PEP0238 lament

Martijn Faassen m.faassen at vet.uu.nl
Sun Jul 22 17:14:36 EDT 2001


Tim Peters <tim.one at home.com> wrote:
> [Arthur_Siegel at rsmi.com]
>> ...
>> If I was told that experinced programmers might
>> appreciate this change for any possible reason -
>> I'd be quiet as a mouse.

> Not all experienced programmers agree.  At the last Python Conference, I
> moderated a 40-some person group discussion on conceivable changes to
> Python's numeric model, not advocating but keeping the participants from
> killing each other <wink>.  The meaning of integer division wasn't the
> focus, but naturally came up.  By show of hands, about 3/4ths of the
> participants agreed that 3/4 should not return 0, but rather *something* x
> such that x*4 had a better chance of being confused with 3 than with 0.
> There was no consensus on exactly what 3/4 should return -- rational or HW
> float or decimal float were the most popular alternatives.

> It shouldn't be so hard to understand why.
[snip Tim's reasons]

The audience was entirely self-selected; they were people with an interest
in numeric models. Did Guido ask for a show of hands in the big session
afterwards? I don't recall; I kind of suspect the outcome would've been
different.

> The current integer division
> loses information silently and without a trace.  Combined with that Python
> is not a statically typed language, there's simply no telling what e.g.

> def velocity(distance, time):
>    return distance / time

> will compute by inspection. 

There's no telling what:

def add_stuff(a, b):
   return a + b

will compute by inspection either, though.

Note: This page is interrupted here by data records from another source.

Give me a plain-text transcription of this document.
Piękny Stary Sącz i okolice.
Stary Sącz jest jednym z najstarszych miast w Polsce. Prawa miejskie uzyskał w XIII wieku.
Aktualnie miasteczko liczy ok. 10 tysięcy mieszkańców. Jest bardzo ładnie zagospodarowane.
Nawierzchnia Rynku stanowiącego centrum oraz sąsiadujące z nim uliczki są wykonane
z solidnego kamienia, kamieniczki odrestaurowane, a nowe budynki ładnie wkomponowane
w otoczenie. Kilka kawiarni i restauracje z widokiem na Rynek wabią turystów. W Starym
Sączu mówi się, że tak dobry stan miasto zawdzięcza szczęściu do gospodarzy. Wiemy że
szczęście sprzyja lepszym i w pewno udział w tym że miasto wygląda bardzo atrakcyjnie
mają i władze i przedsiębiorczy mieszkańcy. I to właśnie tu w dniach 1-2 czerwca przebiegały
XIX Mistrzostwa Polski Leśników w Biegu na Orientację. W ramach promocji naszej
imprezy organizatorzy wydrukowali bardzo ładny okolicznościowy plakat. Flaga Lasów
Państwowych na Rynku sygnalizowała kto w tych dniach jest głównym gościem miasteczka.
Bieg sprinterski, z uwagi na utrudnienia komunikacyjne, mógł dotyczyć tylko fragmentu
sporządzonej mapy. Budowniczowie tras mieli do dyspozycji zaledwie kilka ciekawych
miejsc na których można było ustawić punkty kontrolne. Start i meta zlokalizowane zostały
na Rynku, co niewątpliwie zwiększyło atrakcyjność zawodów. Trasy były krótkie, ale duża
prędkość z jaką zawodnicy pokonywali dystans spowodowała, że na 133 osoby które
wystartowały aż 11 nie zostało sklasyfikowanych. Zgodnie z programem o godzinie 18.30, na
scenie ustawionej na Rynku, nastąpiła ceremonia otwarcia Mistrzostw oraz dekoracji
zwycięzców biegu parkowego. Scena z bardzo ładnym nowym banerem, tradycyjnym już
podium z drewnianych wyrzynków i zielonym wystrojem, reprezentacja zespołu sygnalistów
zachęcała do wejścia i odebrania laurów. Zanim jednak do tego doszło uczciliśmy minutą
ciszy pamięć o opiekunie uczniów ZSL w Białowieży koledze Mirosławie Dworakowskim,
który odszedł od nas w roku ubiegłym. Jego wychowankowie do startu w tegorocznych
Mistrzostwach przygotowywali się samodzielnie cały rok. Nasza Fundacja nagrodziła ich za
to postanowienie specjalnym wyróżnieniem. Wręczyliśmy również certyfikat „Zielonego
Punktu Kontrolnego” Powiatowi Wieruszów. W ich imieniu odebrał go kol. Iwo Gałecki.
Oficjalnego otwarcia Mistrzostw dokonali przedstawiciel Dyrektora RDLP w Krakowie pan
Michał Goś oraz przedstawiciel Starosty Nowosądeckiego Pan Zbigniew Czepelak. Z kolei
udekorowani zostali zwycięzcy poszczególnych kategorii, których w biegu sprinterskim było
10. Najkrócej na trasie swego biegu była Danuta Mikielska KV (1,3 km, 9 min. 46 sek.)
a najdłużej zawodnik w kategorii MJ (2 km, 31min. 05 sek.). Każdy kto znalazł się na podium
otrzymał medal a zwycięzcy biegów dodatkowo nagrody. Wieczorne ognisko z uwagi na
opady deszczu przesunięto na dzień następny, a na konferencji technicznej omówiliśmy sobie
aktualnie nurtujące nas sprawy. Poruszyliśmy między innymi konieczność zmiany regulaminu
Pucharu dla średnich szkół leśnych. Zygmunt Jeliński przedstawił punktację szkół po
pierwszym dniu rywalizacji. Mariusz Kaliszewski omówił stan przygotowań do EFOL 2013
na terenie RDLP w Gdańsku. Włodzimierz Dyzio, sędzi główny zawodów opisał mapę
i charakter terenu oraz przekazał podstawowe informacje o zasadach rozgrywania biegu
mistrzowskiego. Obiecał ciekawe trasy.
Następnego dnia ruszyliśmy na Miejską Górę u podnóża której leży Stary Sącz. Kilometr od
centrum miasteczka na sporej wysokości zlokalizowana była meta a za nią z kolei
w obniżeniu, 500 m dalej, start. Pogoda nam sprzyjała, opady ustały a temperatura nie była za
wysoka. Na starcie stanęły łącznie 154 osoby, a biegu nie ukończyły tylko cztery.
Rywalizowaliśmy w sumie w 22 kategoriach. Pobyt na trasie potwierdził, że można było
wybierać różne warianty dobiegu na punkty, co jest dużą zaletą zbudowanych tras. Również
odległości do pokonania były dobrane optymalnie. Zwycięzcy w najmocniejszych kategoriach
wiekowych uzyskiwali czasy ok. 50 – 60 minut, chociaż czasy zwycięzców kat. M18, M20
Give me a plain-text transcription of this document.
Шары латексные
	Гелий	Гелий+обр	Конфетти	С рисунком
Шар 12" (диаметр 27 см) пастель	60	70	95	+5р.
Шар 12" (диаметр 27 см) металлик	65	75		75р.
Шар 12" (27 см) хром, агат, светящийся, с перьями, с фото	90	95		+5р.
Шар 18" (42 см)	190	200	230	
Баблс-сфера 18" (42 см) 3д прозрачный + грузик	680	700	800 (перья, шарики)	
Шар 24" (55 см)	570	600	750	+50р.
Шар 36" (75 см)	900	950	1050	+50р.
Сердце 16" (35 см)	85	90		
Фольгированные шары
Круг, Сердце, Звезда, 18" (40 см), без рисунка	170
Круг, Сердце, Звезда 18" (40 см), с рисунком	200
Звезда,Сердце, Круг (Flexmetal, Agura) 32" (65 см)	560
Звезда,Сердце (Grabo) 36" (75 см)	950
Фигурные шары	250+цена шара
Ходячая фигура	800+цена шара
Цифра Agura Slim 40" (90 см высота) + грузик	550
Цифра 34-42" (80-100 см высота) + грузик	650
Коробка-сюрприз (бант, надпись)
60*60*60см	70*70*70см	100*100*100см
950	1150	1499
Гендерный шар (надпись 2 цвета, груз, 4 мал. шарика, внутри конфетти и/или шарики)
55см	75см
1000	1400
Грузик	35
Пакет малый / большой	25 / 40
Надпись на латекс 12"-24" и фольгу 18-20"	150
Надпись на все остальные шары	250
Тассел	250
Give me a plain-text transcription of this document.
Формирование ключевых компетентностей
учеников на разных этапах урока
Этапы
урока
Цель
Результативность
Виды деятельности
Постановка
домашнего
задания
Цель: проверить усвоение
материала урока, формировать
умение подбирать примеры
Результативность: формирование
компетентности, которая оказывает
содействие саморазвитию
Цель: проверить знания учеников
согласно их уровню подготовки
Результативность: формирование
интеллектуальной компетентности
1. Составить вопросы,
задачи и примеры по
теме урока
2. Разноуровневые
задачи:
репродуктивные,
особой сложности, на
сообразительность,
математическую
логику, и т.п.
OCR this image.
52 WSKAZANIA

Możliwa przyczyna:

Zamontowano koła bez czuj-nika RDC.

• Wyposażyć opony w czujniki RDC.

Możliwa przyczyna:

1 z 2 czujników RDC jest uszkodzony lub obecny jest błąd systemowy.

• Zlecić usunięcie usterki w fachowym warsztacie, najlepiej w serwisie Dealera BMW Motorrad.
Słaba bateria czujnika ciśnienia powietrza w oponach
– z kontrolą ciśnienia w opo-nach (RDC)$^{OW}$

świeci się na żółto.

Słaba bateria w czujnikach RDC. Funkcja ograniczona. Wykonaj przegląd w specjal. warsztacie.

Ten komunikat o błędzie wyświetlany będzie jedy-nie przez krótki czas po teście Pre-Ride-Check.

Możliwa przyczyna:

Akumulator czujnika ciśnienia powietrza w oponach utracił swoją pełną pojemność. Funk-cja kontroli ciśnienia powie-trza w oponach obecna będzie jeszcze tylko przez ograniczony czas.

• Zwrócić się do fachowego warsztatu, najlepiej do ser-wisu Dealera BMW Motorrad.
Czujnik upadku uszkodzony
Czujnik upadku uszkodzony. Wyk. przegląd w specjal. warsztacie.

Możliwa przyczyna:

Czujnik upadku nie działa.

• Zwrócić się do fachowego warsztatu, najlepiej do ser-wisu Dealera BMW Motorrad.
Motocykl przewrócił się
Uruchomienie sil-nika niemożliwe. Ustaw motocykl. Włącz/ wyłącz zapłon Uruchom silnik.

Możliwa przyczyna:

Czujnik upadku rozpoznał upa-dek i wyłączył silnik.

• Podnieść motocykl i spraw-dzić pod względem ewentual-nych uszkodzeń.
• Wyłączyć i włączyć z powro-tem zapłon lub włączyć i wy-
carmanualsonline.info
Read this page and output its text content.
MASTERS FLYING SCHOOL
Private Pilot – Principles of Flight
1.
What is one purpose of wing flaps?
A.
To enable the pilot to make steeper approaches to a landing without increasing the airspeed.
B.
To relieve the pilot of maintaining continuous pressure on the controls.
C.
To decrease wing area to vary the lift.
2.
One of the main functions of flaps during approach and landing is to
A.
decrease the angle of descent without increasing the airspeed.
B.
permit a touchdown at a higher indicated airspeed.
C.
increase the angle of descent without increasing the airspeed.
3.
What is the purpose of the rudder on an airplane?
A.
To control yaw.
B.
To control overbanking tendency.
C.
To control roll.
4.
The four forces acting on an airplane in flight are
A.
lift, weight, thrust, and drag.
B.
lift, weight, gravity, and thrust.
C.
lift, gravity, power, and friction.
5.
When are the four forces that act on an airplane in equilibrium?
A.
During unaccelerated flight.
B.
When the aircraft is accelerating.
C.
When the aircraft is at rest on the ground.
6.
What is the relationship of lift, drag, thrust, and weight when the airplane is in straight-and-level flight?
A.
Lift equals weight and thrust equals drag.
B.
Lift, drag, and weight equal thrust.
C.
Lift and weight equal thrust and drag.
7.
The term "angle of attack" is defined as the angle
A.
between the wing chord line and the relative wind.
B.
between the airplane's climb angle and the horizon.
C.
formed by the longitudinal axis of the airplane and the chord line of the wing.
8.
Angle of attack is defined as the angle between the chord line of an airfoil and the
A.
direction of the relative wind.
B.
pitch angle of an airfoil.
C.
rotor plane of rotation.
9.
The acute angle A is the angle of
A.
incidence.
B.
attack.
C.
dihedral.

Are we complaining about that? 
(yeah, I know the inverse operation is rather hard to define for
string addition :)

[snip]

Of course I claim no expertise in this matter whatsoever. :)
For working with pixels in GUIs and such, integer division can be a useful
thing, though.

Regards,

Martijn
-- 
History of the 20th Century: WW1, WW2, WW3?
No, WWW -- Could we be going in the right direction?